While they managed to catch the initial wave of market optimism that swept across equities in November and December, shares of Jack in the Box Inc. (NASDAQ: JACK) have been on the back foot since January. They're currently down more than 10% from the peak of that rally as the stock's multi-year downtrend tries again to assert itself.
It will disappoint investors who have watched McDonald's Corporation (NYSE: MCD) and Chipotle Mexican Grill Inc. (NYSE: CMG) soar to fresh all-time highs in recent weeks. For context, Jack in the Box shares are currently back trading at the same level they were in 2014.
Recent Headwinds
Much of the negative pressure on shares comes from the weaker-than-expected growth signs, as shared in the company's earnings report last month.

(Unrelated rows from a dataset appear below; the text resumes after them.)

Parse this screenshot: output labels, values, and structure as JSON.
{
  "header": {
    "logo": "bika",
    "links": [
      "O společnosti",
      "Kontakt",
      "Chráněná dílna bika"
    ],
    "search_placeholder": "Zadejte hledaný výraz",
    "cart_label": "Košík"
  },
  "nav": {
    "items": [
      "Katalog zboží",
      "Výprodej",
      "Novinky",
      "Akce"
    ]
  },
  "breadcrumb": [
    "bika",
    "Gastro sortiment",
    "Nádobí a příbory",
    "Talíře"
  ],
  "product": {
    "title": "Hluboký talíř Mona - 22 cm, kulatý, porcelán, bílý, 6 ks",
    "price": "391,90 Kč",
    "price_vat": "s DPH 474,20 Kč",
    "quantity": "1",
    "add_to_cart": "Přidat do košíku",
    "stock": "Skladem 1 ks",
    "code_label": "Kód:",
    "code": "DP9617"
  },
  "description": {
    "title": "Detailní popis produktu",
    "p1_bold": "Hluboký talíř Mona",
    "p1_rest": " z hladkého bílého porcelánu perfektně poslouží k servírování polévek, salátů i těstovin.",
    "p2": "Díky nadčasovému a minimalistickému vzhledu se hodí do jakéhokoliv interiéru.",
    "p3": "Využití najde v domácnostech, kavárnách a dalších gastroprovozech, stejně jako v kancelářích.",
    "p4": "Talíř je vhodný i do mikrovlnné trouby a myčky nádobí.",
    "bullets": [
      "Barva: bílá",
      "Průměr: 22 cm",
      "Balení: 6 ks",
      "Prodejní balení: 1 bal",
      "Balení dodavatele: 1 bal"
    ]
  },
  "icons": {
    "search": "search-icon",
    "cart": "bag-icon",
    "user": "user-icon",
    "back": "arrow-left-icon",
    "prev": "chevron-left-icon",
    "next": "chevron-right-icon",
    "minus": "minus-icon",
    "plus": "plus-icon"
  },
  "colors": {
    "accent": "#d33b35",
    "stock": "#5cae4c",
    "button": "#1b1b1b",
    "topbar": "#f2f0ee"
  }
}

It missed analyst expectations on its earnings print, while revenue contracted more than 7% year-on-year. When so many equities are out there experiencing the opposite right now, it's understandable that many investors would want to throw in the towel.
But according to one analyst team, now's not the time to walk away from Jack in the Box; if anything, it's time to start getting excited. Such was the sentiment from the Wedbush team, who only yesterday upgraded its rating on Jack in the Box shares from "neutral" to "outperform," while boosting its price target up to $88.
The team there feels the market is taking an overly pessimistic view of the company's growth prospects, and the recent divergence in share performance from the rest of the market has opened up a solid entry opportunity. Their increased price target, with its suggested 20% upside, is a testament to this alone. They're also bullish on the company's valuation relative to its peers through a “45% discount to franchised quick service restaurant peers," which also materializes in the company's price-to-earnings (PE) ratio. At just 13, it compares very favorably to McDonald's 24 and Chipotle's 62.
Considering a Position
It was an interesting stance, but they're not the first to come out with the bullish stance since the company's most recent results.
Following last month's release, the Oppenheimer team reiterated its "outperform" rating on Jack in the Box stock and its $98 price target. With shares having slid considerably in the weeks since, with its current projected upside of some 30%, that target has only become more attractive.
Jack in the Box has an unfortunate history of underperforming its peers. The fact that its shares are trading at the same prices they were a decade ago isn't exactly inspiring, nor is the fact the company wasn't able even to meet analyst expectations in its most recent earnings report.
Weighing up an Entry
But if yesterday's Wedbush report is to be believed, the recent bout of soft trading has become overdone, and Jack in the Box shares are due a bounce. Investors should look for shares to continue consolidating in the low $70s as they look to form a near-term uptrend from last month's low of around $67.
Technically, the fact they've managed to tread water above $72 for the past fortnight is bullish, as it's been forming a solid line of support from which to form a move north. Holding this will be crucial to have any hope of staging a comeback in the coming weeks and getting towards Wedbush's target of $88 or even Oppenheimer's at $98.